Weather extremes in October included deadly flooding in Spain. JOSE JORDAN / AFP
Weather extremes in October included deadly flooding in Spain. JOSE JORDAN / AFP

This year is "virtually certain" to be the hottest in recorded history with warming above 1.5C, EU climate monitor Copernicus said Thursday, days before nations are due to gather for crunch UN climate talks.
The European agency said the world was passing a "new milestone" of temperature records that should serve to accelerate action to cut planet-heating emissions at the UN negotiations in Azerbaijan next week, AFP said.
Last month, marked by deadly flooding in Spain and Hurricane Milton in the United States, was the second hottest October on record, with average global temperatures second only to the same period in 2023.
Copernicus said 2024 would likely be more than 1.55 degrees Celsius above the 1850-1900 average -- the period before the industrial-scale burning of fossil fuels.

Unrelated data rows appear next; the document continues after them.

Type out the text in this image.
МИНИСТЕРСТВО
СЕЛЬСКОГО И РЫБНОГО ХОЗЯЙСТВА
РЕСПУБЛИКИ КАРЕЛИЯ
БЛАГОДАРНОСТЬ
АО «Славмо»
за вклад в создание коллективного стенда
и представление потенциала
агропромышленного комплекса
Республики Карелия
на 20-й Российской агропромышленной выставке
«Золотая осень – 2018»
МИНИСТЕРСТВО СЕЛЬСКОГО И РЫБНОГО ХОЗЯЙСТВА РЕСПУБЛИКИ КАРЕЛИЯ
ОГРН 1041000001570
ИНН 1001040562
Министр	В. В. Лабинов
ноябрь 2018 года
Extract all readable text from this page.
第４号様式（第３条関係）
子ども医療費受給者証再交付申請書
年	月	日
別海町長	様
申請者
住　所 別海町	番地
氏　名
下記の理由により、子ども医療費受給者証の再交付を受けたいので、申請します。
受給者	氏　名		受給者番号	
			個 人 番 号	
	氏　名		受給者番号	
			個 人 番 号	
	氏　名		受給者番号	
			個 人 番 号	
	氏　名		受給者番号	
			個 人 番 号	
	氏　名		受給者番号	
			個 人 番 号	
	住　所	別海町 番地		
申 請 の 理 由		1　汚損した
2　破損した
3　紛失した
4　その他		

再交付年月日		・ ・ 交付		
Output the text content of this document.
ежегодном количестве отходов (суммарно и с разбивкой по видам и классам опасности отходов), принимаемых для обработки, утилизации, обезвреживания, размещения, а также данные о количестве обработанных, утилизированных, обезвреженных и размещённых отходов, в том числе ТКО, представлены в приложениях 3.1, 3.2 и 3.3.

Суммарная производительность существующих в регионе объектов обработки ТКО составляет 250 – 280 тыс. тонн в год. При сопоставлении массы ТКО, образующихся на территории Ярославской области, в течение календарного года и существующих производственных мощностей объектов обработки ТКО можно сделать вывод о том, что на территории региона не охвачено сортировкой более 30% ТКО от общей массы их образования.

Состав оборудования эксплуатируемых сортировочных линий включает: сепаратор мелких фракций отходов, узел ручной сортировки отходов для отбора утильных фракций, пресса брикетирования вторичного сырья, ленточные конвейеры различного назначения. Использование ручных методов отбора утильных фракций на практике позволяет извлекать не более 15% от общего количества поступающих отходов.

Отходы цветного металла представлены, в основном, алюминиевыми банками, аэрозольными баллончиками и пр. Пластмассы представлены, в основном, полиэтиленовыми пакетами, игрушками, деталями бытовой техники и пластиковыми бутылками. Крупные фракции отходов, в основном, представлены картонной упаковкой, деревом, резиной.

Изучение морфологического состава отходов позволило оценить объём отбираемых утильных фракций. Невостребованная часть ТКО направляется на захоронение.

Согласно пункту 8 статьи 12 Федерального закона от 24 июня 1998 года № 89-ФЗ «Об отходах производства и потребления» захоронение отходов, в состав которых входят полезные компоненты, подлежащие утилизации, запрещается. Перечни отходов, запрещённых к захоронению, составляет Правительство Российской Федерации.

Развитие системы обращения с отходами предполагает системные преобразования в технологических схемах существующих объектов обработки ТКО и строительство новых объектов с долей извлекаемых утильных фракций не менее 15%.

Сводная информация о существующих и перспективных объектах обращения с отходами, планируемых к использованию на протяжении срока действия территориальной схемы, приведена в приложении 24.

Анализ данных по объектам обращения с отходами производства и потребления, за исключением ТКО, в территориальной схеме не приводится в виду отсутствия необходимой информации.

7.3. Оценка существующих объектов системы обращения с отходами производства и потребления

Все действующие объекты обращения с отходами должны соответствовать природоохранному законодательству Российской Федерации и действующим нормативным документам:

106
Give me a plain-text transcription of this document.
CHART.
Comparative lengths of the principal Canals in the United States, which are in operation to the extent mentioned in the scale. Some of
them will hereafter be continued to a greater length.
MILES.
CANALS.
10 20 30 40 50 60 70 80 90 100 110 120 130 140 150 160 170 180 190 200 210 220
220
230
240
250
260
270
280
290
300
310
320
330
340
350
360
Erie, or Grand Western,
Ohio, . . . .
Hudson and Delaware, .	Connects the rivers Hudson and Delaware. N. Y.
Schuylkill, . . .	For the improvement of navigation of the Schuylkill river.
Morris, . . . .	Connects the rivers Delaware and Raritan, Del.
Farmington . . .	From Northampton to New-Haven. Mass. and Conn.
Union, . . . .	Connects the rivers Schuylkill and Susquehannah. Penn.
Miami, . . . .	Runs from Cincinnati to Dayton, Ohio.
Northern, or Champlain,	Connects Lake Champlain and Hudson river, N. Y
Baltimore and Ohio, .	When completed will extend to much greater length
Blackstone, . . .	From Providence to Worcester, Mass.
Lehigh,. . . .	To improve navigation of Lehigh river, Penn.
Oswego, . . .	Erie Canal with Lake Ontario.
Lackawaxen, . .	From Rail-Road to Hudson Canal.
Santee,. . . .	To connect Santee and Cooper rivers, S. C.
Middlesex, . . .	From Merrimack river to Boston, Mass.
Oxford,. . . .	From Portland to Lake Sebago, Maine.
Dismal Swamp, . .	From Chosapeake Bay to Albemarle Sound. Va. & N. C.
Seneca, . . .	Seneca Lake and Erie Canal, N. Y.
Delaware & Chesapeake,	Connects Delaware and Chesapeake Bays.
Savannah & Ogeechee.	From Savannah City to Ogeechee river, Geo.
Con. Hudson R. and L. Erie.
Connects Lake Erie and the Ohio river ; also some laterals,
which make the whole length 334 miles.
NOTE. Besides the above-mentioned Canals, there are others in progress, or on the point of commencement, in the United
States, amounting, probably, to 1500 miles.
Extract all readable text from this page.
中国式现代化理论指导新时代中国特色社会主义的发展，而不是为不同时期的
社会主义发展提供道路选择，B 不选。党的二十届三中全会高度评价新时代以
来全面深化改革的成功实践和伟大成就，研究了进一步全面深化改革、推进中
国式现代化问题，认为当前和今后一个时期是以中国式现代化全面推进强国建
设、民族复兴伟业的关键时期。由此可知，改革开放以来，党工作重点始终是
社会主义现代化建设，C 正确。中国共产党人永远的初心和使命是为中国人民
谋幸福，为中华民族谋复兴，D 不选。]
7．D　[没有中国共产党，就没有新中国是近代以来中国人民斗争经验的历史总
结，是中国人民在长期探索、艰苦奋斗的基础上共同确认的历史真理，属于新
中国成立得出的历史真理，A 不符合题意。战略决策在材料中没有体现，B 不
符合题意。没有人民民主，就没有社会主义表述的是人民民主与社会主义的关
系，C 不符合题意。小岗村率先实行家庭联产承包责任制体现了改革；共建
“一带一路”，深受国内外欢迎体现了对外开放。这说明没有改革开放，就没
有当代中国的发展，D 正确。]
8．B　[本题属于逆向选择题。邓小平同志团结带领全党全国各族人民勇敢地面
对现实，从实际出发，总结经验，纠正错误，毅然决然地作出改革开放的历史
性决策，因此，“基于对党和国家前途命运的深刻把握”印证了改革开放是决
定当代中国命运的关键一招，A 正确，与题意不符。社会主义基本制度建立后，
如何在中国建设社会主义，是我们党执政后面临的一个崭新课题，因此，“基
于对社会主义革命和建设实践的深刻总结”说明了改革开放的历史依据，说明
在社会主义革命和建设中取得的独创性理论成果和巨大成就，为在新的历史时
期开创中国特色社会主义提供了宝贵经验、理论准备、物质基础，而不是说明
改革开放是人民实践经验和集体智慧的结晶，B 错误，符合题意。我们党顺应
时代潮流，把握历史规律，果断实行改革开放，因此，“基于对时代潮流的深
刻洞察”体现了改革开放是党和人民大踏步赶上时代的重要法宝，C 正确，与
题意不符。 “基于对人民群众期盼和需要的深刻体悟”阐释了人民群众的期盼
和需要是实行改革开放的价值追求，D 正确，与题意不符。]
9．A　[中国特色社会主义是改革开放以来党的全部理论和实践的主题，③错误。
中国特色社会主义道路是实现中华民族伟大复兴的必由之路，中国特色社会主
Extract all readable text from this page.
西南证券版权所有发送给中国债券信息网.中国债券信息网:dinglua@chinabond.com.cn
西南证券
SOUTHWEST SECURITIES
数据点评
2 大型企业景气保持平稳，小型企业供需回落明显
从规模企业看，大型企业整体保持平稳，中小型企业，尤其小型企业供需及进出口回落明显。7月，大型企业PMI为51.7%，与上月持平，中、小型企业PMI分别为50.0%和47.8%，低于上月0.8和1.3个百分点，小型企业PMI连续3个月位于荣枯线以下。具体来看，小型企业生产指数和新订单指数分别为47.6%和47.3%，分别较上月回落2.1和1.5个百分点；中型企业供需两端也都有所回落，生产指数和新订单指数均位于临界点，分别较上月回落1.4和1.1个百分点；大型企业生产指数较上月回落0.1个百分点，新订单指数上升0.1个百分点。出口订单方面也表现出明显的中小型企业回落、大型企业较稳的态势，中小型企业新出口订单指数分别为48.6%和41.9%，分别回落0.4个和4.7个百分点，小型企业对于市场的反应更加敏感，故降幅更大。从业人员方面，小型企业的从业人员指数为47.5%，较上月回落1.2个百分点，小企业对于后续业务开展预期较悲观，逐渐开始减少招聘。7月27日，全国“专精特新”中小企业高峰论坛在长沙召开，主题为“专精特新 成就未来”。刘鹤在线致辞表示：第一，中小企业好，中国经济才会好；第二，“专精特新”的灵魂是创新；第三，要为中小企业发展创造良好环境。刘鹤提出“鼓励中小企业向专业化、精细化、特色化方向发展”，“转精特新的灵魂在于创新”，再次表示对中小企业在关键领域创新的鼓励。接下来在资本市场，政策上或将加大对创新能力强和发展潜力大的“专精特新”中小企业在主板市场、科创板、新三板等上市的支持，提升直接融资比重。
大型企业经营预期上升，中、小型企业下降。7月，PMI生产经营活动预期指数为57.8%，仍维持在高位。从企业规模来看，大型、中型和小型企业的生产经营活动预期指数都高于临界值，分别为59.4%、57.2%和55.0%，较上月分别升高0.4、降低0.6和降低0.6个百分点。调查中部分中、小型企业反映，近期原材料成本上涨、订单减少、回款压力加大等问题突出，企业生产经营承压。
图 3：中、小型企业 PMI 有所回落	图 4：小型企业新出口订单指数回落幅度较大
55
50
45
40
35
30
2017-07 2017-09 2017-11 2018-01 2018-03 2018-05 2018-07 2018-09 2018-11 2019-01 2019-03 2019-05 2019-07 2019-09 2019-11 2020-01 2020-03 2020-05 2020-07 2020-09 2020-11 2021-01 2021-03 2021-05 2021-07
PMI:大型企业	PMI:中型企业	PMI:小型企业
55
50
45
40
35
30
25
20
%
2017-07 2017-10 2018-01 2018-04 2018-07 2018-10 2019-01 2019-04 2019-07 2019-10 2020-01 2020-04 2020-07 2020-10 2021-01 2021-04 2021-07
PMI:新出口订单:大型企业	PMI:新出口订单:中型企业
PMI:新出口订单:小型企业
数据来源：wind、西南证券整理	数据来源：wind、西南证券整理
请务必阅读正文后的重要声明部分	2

This does not amount to a breach of the Paris deal, which strives to limit global warming to below 2C and preferably 1.5C, because that is measured over decades and not individual years.
"It is now virtually certain that 2024 will be the warmest year on record and the first year of more than 1.5C above pre-industrial levels," said Copernicus Climate Change Service (C3S) Deputy Director Samantha Burgess.
"This marks a new milestone in global temperature records and should serve as a catalyst to raise ambition for the upcoming Climate Change Conference, COP29."
Wild weather
The UN climate negotiations in Azerbaijan, which will set the stage for a new round of crucial carbon-cutting targets, will take place in the wake of the United States election victory by Donald Trump.
Trump, a climate change denier, pulled the US out of the Paris Agreement during his first presidency -- and while his successor Joe Biden took the United States back in, he has threatened to do so again.
Meanwhile, average global temperatures have reached new peaks, as have concentrations of planet-heating gases in the atmosphere.
Scientists say the safer 1.5C limit is rapidly slipping out of reach, while stressing that every tenth of a degree of temperature rise heralds progressively more damaging impacts.
Last month the UN said the current pace of climate action would result in a catastrophic 3.1C of warming this century, while all current climate pledges taken in full would still amount to a devastating 2.6C temperature rise.
Global warming is not just about rising temperatures, but the knock-on effect of all the extra heat in the atmosphere and seas.
Warmer air can hold more water vapor, and warmer oceans mean greater evaporation, resulting in more intense downpours and storms.
In a month of weather extremes, October saw above-average rainfall across swathes of Europe, as well as parts of China, the US, Brazil and Australia, Copernicus said.
The US is also experiencing ongoing drought, which affected record numbers of people, the EU monitor added.
Copernicus said average sea surface temperatures in the area it monitors were the second highest on record for the month of October.
C3S uses billions of measurements from satellites, ships, aircraft and weather stations to aid its calculations.
Copernicus records go back to 1940 but other sources of climate data such as ice cores, tree rings and coral skeletons allow scientists to expand their conclusions using evidence from much deeper in the past.
Climate scientists say the period being lived through right now is likely the warmest the earth has been for the last 100,000 years, back at the start of the last Ice Ages.